61,6% dos estudantes do 5º ano provavelmente não conseguem realizar esta atividade, de acordo com a Saresp
Reprodução/Seduc-SP
Já a questão abaixo é um exemplo do conteúdo avaliado nos anos iniciais em língua portuguesa. A habilidade, no caso, seria identificar a finalidade de um texto, mobilizando conhecimentos prévios sobre o formato do gênero, tema ou assunto principal.

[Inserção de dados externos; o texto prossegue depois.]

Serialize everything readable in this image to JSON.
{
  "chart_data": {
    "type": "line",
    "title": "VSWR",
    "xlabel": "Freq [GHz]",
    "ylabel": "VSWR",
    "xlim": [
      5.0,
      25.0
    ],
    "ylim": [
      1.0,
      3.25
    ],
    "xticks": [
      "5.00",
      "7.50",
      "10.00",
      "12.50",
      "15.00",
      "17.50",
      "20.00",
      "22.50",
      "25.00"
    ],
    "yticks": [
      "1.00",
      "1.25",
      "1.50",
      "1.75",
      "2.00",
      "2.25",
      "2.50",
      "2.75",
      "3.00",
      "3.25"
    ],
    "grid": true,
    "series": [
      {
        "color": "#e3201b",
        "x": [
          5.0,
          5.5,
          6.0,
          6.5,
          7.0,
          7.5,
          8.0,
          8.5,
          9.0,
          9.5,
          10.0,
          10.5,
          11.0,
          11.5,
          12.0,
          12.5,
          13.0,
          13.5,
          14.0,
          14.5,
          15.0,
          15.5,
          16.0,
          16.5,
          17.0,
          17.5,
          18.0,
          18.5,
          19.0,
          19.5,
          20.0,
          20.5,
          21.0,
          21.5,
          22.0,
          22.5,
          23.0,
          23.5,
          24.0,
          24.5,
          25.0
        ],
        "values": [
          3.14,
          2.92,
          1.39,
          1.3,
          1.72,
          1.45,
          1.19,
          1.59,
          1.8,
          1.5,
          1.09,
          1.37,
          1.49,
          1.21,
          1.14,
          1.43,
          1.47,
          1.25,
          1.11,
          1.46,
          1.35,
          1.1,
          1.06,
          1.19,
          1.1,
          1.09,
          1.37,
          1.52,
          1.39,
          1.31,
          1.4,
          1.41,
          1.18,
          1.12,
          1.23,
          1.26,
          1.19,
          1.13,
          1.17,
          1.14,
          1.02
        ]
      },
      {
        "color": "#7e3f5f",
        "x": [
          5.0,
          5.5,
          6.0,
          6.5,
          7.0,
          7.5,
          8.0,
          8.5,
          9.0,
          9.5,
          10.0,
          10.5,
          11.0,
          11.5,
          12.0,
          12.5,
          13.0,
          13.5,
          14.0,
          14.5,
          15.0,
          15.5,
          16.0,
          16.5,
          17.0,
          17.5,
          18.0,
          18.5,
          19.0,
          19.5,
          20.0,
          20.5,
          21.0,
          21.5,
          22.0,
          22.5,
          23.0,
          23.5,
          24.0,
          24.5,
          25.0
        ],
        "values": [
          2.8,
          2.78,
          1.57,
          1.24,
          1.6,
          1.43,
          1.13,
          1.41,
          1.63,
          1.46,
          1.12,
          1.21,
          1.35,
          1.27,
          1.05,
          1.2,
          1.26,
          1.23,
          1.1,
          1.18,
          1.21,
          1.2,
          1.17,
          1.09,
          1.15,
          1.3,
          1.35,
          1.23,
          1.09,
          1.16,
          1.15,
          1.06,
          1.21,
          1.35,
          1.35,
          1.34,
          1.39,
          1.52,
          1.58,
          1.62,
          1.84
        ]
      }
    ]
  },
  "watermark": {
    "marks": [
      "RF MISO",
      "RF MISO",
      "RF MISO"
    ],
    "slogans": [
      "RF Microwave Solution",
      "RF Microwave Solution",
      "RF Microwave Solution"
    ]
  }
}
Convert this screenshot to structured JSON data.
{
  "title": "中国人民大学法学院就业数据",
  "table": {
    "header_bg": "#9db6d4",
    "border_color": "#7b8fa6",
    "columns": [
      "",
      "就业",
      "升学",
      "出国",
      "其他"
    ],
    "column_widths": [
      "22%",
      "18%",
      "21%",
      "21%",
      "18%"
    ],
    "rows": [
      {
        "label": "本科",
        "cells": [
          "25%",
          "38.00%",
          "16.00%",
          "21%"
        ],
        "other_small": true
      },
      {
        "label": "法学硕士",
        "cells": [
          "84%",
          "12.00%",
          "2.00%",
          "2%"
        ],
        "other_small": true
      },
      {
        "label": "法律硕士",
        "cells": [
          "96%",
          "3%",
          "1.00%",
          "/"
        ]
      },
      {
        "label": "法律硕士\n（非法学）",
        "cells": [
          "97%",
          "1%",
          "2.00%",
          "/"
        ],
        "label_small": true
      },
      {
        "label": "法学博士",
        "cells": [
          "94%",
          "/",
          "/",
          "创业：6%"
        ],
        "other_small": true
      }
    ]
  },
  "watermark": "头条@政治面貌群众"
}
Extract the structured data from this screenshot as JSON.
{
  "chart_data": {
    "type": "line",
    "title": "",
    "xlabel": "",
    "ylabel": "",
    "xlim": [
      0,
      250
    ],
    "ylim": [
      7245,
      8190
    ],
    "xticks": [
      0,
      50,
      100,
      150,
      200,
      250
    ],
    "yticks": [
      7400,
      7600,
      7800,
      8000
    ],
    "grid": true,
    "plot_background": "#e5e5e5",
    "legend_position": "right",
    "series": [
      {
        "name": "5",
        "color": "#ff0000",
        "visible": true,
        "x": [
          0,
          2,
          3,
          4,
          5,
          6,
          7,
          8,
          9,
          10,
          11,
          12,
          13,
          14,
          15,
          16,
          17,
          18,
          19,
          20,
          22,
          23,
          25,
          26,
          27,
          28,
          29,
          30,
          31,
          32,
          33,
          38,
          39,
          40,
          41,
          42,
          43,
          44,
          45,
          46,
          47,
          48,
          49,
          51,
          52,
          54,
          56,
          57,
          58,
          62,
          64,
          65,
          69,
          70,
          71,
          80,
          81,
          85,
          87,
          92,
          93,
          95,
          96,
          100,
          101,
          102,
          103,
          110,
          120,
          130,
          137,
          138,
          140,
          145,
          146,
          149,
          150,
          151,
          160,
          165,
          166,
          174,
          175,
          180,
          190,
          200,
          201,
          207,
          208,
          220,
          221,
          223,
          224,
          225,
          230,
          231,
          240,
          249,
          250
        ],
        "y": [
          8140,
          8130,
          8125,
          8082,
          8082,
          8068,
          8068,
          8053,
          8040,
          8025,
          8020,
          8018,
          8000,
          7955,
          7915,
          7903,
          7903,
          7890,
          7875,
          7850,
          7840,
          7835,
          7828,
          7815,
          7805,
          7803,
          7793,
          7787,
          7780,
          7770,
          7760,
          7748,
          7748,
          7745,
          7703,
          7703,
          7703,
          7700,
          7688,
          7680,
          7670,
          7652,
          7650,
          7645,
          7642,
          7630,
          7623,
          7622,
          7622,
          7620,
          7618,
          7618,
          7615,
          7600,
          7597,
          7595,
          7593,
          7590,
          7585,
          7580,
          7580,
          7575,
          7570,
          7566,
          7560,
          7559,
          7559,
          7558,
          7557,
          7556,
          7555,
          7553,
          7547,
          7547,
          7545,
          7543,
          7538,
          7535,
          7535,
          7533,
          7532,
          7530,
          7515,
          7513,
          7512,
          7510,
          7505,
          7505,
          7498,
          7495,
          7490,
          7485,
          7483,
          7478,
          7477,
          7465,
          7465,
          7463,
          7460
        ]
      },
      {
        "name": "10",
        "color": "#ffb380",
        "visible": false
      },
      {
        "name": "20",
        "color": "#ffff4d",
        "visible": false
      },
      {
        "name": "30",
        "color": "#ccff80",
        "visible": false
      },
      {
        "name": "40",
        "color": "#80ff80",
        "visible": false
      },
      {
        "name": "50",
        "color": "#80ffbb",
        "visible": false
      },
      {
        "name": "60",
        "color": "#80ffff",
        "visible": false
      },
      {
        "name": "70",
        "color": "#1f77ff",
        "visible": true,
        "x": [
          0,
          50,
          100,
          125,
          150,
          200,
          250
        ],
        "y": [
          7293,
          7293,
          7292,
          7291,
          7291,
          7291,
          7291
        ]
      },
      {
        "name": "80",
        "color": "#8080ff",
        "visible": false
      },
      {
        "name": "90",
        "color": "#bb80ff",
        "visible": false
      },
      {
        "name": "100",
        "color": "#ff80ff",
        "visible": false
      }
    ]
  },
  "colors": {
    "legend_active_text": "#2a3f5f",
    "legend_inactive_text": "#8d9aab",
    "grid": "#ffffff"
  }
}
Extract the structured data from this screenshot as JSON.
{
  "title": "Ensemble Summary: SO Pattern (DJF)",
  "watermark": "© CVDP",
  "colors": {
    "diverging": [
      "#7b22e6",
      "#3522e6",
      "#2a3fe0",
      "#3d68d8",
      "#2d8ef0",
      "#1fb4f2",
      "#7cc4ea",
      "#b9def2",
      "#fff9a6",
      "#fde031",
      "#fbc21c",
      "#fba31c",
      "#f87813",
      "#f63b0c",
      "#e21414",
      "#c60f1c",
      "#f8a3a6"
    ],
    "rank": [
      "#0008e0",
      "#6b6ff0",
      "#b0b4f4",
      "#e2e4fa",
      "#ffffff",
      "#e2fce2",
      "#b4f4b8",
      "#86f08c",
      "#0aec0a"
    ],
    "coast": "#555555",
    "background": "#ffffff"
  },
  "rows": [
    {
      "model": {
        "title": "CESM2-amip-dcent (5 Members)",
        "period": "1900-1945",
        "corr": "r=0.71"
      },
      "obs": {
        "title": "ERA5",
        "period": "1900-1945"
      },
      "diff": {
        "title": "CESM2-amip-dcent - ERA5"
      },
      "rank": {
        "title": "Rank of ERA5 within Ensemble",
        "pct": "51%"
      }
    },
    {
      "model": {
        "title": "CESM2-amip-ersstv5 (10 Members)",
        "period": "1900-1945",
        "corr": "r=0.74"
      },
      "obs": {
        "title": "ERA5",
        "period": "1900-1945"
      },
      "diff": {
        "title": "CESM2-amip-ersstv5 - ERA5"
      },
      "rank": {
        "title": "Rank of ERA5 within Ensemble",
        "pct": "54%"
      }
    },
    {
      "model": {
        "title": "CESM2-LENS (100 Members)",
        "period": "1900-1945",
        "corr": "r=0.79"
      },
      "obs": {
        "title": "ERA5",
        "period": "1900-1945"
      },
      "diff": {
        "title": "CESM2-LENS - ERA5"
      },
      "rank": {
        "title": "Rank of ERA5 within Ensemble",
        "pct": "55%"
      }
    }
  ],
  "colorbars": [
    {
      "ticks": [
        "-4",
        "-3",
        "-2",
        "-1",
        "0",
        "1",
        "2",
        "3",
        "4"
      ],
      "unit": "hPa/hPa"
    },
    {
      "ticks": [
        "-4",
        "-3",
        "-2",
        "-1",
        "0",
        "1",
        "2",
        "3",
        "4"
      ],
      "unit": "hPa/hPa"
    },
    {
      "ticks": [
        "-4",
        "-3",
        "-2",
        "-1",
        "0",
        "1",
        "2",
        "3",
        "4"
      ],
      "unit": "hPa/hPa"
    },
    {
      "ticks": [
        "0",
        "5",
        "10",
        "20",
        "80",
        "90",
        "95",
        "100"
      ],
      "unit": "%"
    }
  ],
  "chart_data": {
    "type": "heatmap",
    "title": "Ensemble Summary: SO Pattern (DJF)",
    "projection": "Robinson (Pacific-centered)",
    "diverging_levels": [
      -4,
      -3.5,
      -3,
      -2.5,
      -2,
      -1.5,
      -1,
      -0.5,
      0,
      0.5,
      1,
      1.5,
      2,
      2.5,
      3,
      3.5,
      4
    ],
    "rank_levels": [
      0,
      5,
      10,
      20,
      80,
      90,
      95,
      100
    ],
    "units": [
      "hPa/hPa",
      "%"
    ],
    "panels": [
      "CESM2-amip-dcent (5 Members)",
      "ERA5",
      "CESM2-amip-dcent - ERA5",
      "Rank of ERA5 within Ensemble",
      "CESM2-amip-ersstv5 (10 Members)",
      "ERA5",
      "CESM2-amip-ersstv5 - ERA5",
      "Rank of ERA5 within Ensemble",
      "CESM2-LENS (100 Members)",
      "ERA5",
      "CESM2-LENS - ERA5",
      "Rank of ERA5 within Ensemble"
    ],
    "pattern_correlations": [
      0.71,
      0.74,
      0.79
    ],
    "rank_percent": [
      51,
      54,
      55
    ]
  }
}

De acordo com o resultado da avaliação, 51,4% dos estudantes do 5º ano provavelmente não conseguem realizar esta atividade, ou seja, mais da metade dos alunos do 5º ano não consegue dado que eles possuem proficiência de terceiro ano:
51,4% dos estudantes do 5º ano provavelmente não conseguem realizar esta atividade, de acordo com resultado da prova Saresp 2021
Reprodução/Seduc-SP
“Identificar a finalidade de um texto. Isso é um dos conhecimentos mais básicos: ler um cartaz com uma mensagem de quatro linhas e identificar a função de um texto”, afirma Fernando.
“De fato é um quadro sério. Eles estão dando ênfase na pandemia, mas os indicativos já eram sérios, ruins e preocupantes. É evidente que as habilidades perdidas precisam ser recuperadas, mas é importante se responsabilizar pela não implementação das políticas educacionais tempestivamente.”
No 5º ano, 86,6% do total de alunos foram avaliados, contra 93,4% em 2019. No 9º ano, 83,1% foram avaliados em 2021 e 88,2% em 2019.
O Saresp 2021 também foi aplicado de forma amostral para estudantes dos 2º e 3º anos do ensino fundamental. Ao todo a aplicação envolveu mais de 5 mil escolas da rede estadual e mais de 2 mil escolas das redes municipal, particular, SESI e Centro Paula Souza.
Os resultados da avaliação de Ciências da Natureza não serão divulgados neste momento, segundo a Seduc-SP, pois a última avaliação foi aplicada em 2014 e com o currículo anterior; portanto, não há comparabilidade. Os resultados de redação e socioemocionais também ainda não foram divulgados.